Si les reproches formulés par les plaignants ne renvoient pas à des manquements aux règles déontologiques énoncées par l’ARPP, le Jury considère qu’elles permettent de comprendre la nature des reproches adressés à la publicité en cause, notamment la formulation « Total Energies parle de projet « Bas Carbone » à propos d’un projet de Gaz Naturel Liquéfié » qui exprime l’idée qu’un projet de GNL ne saurait en aucune manière, selon le plaignant, être qualifié de « bas carbone ». L’association des deux termes incompatibles serait donc, comme l’ont relevé d’autres plaignants, de nature à induire en erreur le consommateur.
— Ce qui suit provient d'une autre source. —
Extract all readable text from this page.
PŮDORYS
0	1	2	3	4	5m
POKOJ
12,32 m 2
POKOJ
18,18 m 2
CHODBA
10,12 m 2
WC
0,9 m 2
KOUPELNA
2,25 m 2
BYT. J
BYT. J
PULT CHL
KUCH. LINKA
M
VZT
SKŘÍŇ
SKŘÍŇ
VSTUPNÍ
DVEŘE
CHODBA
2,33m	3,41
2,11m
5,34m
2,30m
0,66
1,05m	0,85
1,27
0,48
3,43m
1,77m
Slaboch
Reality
Par suite, et contrairement à ce qu’indique l’annonceur, les plaintes sont recevables.

6.4. Rappel des règles déontologiques applicables

Le Jury rappelle que la Recommandation « Développement durable » de l’ARPP, prévoit que :

  • au titre de la véracité des actions (point 2) :

« 2.1. La publicité ne doit pas induire le public en erreur sur la réalité des actions de l’annonceur ni sur les propriétés de ses produits en matière de développement durable ; / 2.3. L’annonceur doit être en mesure de justifier les arguments ayant trait au développement durable au moyen d’éléments sérieux, objectifs et vérifiables au moment de la publicité (…) »

  • au titre de la proportionnalité du message (point 3) :

« 3.1 Le message publicitaire doit exprimer avec justesse l’action de l’annonceur ou les propriétés de ses produits, en adéquation avec les éléments justificatifs transmissible. »
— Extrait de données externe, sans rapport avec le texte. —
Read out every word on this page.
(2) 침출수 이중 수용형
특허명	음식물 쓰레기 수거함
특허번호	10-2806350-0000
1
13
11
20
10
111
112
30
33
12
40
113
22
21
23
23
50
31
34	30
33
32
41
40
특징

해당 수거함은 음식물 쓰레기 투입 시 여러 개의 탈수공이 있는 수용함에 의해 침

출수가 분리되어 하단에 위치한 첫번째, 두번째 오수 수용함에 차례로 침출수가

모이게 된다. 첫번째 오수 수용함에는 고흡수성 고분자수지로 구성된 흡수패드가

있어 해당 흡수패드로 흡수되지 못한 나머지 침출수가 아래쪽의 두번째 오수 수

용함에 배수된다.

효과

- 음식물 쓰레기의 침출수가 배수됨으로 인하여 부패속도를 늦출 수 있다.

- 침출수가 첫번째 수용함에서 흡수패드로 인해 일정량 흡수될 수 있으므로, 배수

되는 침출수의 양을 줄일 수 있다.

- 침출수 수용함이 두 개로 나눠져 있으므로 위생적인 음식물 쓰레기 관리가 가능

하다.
  • au titre de la clarté du message (point 4) :

« 4.1. L’annonceur doit indiquer dans la publicité en quoi ses activités ou ses produits présentent les qualités revendiquées ; / 4.6. Tout argument de réduction d’impact ou d’augmentation d’efficacité doit être précis et s’accompagner de précisions chiffrées, en indiquant la base de comparaison utilisée. »

  • au titre du vocabulaire (point 7) :

« 7.1 Les termes et expressions utilisés ne doivent pas induire le public en erreur sur la nature et la portée des propriétés du produit ou des actions de l’annonceur en matière de développement durable ».

6.5. Analyse de la conformité de la campagne publicitaire critiquée aux règles déontologiques

Le Jury constate que les quatre plaintes dont il est saisi critiquent l’allégation selon laquelle le projet serait « le plus grand projet GNL bas carbone du monde » et, plus précisément, le qualificatif « bas carbone » attaché au projet de production de gaz naturel liquéfié.

L’annonceur a précisé en réponse aux plaintes et, à nouveau, en séance, qu’il ne soutenait pas que le GNL était une énergie bas carbone par nature, mais seulement que le projet en question pouvait être qualifié de « bas carbone ».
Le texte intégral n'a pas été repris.